At the pharmacy counter, just present your photo and say “ao anni (please give me this)” and they will take it out from behind the counter.

Personally, this worked best for me.


Augmentin (amoxicillin) 460 baht (1,610 yen)

The ingredient here is also amoxicillin.

This is what I was offered at the pharmacy when I said, “I have a sore throat, give me an antibiotic. Not sure why the price is so high.


■norfloxacin (norfloxacin) 50 baht (175 yen)

It is a new quinolone antibacterial agent that exerts its antibacterial action by inhibiting bacterial DNA synthesis and growth. They are usually used to treat a wide range of infections, including skin infections, respiratory infections, and urinary infections.

This was also given to me at the pharmacy when I said, “I have a sore throat, give me an antibiotic.
I wonder if it is different because in the “Drugs and Drugs Booklet” it says “antibacterial” not “antibiotic. And it is cheap.

This was the least effective.

Antibiotics are usually available at pharmacies.

Antibiotics can usually be bought in Thailand.

Pharmacists work full time at pharmacies, so if you tell them your symptoms, they will give you the appropriate medicine. However, their knowledge is inferior to that of doctors, so if you are concerned about side effects, etc., go to a hospital.

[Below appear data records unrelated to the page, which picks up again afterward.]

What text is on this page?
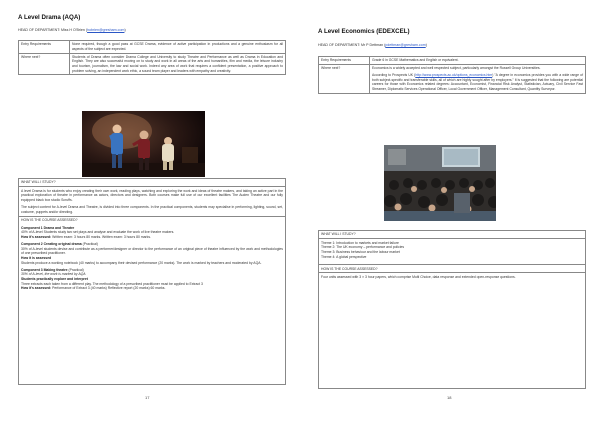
A Level Drama (AQA)
HEAD OF DEPARTMENT: Miss H O'Brien (hobrien@gresham.com)
Entry Requirements	None required, though a good pass at GCSE Drama, evidence of active participation in productions and a genuine enthusiasm for all aspects of the subject are expected.
Where next?	Students of Drama often consider Drama College and University to study Theatre and Performance as well as Drama in Education and English. They are also successful moving on to study and work in all areas of the arts and humanities, film and media, the leisure industry and tourism, journalism, the law and social work. Indeed any area of work that requires a confident presentation, a positive approach to problem solving, an independent work ethic, a sound team player and leaders with empathy and creativity.
WHAT WILL I STUDY?

A level Drama is for students who enjoy creating their own work, reading plays, watching and exploring the work and ideas of theatre makers, and taking an active part in the practical exploration of theatre in performance as actors, directors and designers. Both courses make full use of our excellent facilities The Auden Theatre and our fully equipped black box studio Scruffs.

The subject content for A-level Drama and Theatre, is divided into three components. In the practical components, students may specialise in performing, lighting, sound, set, costume, puppets and/or directing.

HOW IS THE COURSE ASSESSED?
Component 1 Drama and Theatre
40% of A-level Students study two set plays and analyse and evaluate the work of live theatre makers.

How it's assessed: Written exam: 3 hours 80 marks. Written exam: 3 hours 80 marks.

Component 2 Creating original drama (Practical)
30% of A-level students devise and contribute as a performer/designer or director to the performance of an original piece of theatre influenced by the work and methodologies of one prescribed practitioner.
How it is assessed

Students produce a working notebook (40 marks) to accompany their devised performance (20 marks). The work is marked by teachers and moderated by AQA.

Component 3 Making theatre (Practical)
30% of A-level, the work is marked by AQA
Students practically explore and interpret
Three extracts each taken from a different play. The methodology of a prescribed practitioner must be applied to Extract 3
How it's assessed: Performance of Extract 3 (40 marks) Reflective report (20 marks) 60 marks.
17
A Level Economics (EDEXCEL)
HEAD OF DEPARTMENT: Mr P Dettman (pdettman@gresham.com)
Entry Requirements	Grade 6 in GCSE Mathematics and English or equivalent.
Where next?	Economics is a widely accepted and well respected subject, particularly amongst the Russell Group Universities.

According to Prospects UK (http://www.prospects.ac.uk/options_economics.htm) "A degree in economics provides you with a wide range of both subject-specific and transferable skills, all of which are highly sought after by employers." It is suggested that the following are potential careers for those with Economics related degrees: Accountant, Economist, Financial Risk Analyst, Statistician, Actuary, Civil Service Fast Streamer, Diplomatic Services Operational Officer, Local Government Officer, Management Consultant, Quantity Surveyor.

WHAT WILL I STUDY?
Theme 1: Introduction to markets and market failure
Theme 2: The UK economy – performance and policies
Theme 3: Business behaviour and the labour market
Theme 4: A global perspective
HOW IS THE COURSE ASSESSED?
Four units assessed with 3 × 3 hour papers, which comprise Multi Choice, data response and extended open-response questions.
18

I always go to a local pharmacy for my cold level.

If you are concerned about purchasing in Thailand, you may purchase in advance at a private import agency site.

Sore throat medications/non-drugs (non-antibiotics)

As you know, antibiotics may have more side effects than common medications, and I am concerned that people will become accustomed to antibiotics and become less effective in times of need.

If the pain is mild, you can try to heal it with non-antibiotics. Mild medications and supplements are readily available at convenience stores.

Shelves at a nearby 7-Eleven.


Painkillers are familiar to Thais. Thais take “Tylenol” for everything anyway, 12 baht (42 yen) for 10 tablets.


is a medication that reduces throat inflammation.


Medicated throat lozenges. It seems to be very hard on the stomach, so be careful not to eat it like a candy. It would be easier to control the appropriate amount when used in combination with regular lozenges.


■Thai Herb
A granular Thai herb. Whenever I feel discomfort in my throat, I use this anyway.


■ Something like a liquid syrup of Thai herbs
Not a gargle, but a spoonful taken by crawling down the throat is effective.
I smoke and I have a rough throat membrane at the end of the day.


I believe that Japanese are susceptible to Thai bacteria, so early treatment is effective.
I hope you all take care of yourselves.